Sinon, il y d’autres sites de « web mapping », autrement dit de la cartographie en ligne, qui permettent de se repérer sur la planète rouge. C’est par exemple celui de l’USGS, l’US Geological Survey : http://webgis2.wr.usgs.gov/Mars_Global_GIS/ :

 

web mapping d'US Geological Survey sur Mars

Il y en a certainement beaucoup d’autres. Avec ces deux-là, on est déjà parés …

Pourquoi je suis passé au format RAW ?

Jusqu’au milieu de cette année, je  faisais mes photos en JPEG avec le sentiment de passer parfois à côté de quelque chose, en lisant les conseils et expériences de photographes aguerris tous favorables au format Raw. Ma réticence tenait à deux raisons principales :

– la place occupée par des fichiers de plus 20 Mo pièce,

– la nécessité d’acquérir une compétence dans le développement des fichiers Raw pour pouvoir exploiter à minima ses photos.

Donc, comme le jeu ne me paraissait pas en valoir la chandelle étant donné mon niveau photographique, je me contentais de tirer en JPEG et cela me convenait parfaitement. Tout cela, c’était avant que je découvre Lightroom et son flux de travail absolument génial : l’original de la photo n’est jamais modifié, tous les traitements sont simplement enregistrés et « rejoués » à chaque appel de la photo. Donc, ça libère de la nécessité de jongler avec des versions plus ou moins modifiées et améliorées.

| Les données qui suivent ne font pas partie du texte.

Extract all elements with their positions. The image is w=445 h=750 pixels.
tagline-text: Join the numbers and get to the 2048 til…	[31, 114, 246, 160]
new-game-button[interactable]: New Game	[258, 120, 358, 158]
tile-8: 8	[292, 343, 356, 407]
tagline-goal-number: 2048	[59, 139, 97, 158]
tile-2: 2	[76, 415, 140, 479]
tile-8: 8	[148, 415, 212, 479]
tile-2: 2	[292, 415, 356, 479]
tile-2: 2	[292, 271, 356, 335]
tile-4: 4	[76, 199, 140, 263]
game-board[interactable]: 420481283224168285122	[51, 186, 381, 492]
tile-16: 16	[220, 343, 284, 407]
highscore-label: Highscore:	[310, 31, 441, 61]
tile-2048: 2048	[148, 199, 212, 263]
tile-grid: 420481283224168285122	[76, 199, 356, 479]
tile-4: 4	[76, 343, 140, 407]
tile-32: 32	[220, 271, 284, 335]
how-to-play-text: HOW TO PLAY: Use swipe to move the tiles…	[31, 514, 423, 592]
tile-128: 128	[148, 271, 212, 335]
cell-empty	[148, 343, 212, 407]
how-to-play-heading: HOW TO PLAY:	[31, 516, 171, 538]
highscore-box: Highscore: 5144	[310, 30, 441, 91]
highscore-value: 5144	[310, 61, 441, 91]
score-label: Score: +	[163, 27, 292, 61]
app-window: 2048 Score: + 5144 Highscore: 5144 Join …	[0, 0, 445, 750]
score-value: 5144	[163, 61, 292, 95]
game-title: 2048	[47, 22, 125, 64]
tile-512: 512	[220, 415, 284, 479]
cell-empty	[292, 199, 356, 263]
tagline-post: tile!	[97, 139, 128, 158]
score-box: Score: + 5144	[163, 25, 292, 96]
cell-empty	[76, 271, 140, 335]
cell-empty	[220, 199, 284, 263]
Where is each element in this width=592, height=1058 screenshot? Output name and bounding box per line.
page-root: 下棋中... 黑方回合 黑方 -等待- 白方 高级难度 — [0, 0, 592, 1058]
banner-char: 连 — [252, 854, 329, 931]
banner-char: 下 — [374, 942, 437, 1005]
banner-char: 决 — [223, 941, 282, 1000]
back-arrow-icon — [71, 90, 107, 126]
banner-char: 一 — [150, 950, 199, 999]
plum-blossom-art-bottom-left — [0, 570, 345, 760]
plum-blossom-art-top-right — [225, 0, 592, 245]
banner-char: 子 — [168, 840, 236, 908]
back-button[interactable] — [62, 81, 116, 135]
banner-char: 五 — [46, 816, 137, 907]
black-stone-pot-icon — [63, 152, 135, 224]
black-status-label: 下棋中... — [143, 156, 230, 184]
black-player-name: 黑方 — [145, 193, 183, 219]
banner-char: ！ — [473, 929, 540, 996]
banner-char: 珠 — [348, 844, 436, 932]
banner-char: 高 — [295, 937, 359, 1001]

De plus, Lightroom dispose d’un module de développement intégrant Camera Raw et très bien pensé en terme d’ergonomie et de performances. Cela m’a incité à aller voir comment tout cela fonctionnait et à me faire mon idée personnelle sur la question.

Quelques essais plus tard, je n’avais plus aucun doute sur l’intérêt du Raw en raison des traitements et des « rattrapages » possibles et comme tout cela rentrait dans le cadre d’un flux de travail très opérationnel avec Lightroom, j’ai franchi le cap.

Et comme ça me prend beaucoup plus de place sur les disques durs, eh bien ! je fais plus de tri à chaque séance.

Essai d’article avec une carte du GéoPortail

 

Un essai de carte du GéoPortail, que j’aimerais bien qu’elle s’affiche, nom d’un p’tit bonhomme ! Mais l’extension Géoportail shortcode semble (me) poser quelques problèmes.

 

SAM_0192

 

Ma montre Casio qui fait des calculs en plus qu’elle donne aussi l’heure avec des aiguilles.